I think the thing I miss most about using drugs is the lack of responsibility and lack of care that comes with it. The perceived freedom that comes with sitting on my couch at 11 am doing lines of coke while watching TV for the 16th hour in a row.

A lot of people who are in recovery say that they know exactly what would happen after they had their first drink or first drug. There is the idea that upon ingestion, we, as addicts, will be off to the races and back to where we were at the end of our active addiction. I used to think this was true for me too. But how would I know? I’ve never tried it. The truth is, I have no idea what would happen. I'm not saying that wouldn't happen, I just don't know. Maybe I would be able to “drink like a gentleman”. The problem is, I don’t know that. I have no clue. The fear that I would end up under a bridge smoking crack and ultimately be homeless is too big of a risk.

It’s not worth it.

Not only is it not worth the risk, but it no longer aligns with who I am as a person today. Going out and getting mangled does not align with my values or how I see the world. I am a believer that happiness comes from within. It can’t come from the outside. It can’t come from a substance. It can’t come from a relationship.
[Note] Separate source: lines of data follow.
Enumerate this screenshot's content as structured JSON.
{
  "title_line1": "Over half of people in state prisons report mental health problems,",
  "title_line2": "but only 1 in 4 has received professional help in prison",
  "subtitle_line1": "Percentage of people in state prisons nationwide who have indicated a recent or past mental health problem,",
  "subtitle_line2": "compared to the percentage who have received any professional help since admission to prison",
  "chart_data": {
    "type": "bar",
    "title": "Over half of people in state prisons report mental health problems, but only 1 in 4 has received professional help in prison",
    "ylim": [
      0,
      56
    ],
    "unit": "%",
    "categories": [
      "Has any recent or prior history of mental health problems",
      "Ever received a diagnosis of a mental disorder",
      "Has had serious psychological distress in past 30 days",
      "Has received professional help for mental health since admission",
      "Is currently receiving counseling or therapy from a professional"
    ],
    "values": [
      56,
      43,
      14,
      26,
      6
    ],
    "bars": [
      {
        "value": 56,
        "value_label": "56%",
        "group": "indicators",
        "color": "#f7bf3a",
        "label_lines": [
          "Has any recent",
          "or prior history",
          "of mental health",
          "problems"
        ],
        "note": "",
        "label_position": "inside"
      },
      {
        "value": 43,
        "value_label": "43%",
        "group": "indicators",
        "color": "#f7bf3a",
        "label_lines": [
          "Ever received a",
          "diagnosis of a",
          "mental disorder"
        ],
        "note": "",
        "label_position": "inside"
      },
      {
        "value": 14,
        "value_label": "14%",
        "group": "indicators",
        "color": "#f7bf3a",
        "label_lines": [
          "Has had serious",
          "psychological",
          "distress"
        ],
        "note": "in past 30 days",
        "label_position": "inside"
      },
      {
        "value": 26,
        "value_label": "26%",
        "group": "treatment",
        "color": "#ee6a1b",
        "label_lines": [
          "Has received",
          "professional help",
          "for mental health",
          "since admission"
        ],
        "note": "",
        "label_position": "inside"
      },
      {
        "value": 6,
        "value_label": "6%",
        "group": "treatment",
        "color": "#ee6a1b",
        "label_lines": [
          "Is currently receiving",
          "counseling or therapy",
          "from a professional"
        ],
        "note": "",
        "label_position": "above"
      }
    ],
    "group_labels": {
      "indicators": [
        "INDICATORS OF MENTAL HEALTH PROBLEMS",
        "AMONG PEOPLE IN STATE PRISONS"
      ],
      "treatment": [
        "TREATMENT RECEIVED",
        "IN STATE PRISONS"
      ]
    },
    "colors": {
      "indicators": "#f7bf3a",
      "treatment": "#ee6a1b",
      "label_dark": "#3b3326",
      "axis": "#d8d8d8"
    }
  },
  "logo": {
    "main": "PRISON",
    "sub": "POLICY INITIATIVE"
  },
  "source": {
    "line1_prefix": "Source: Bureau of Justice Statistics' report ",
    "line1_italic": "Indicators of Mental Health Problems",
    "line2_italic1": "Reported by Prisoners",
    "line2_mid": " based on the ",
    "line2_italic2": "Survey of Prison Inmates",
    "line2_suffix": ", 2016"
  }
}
So why would I drink alcohol, why would I use drugs?

These things used to be my safe haven. They used to delude me into thinking I was okay, that I felt okay. Again though, that was just a delusion. I don’t have those delusions anymore. Somebody once told me that he used to think that 1+1=3. When he finally realized that 1+1=2, he was never able to un-see it. This resonated with me so much. I can no longer un-see the maladaptive behaviours in substance use and how it no longer is in line with who I am as a person today.

I used to think about drugs and alcohol non stop. Not one second of the day would go by where I wouldn’t be obsessing over it. If I had just taken a hit, I wanted another. If I just woke up, I needed my first hit. If I was about to go to bed, I wasn’t drunk enough yet.

It was a constant obsession of the mind.

Somehow, through recovery, this obsession was lifted. I don’t know how. I truly didn’t think it would ever be possible. I said from a relatively young age that I could never imagine living without drugs. I just couldn’t imagine it. Now, it is my reality.

Like I said, I don't know how. What I do know though, is that it is possible. Recovery is possible. The freedom from obsessive thoughts about substances is possible.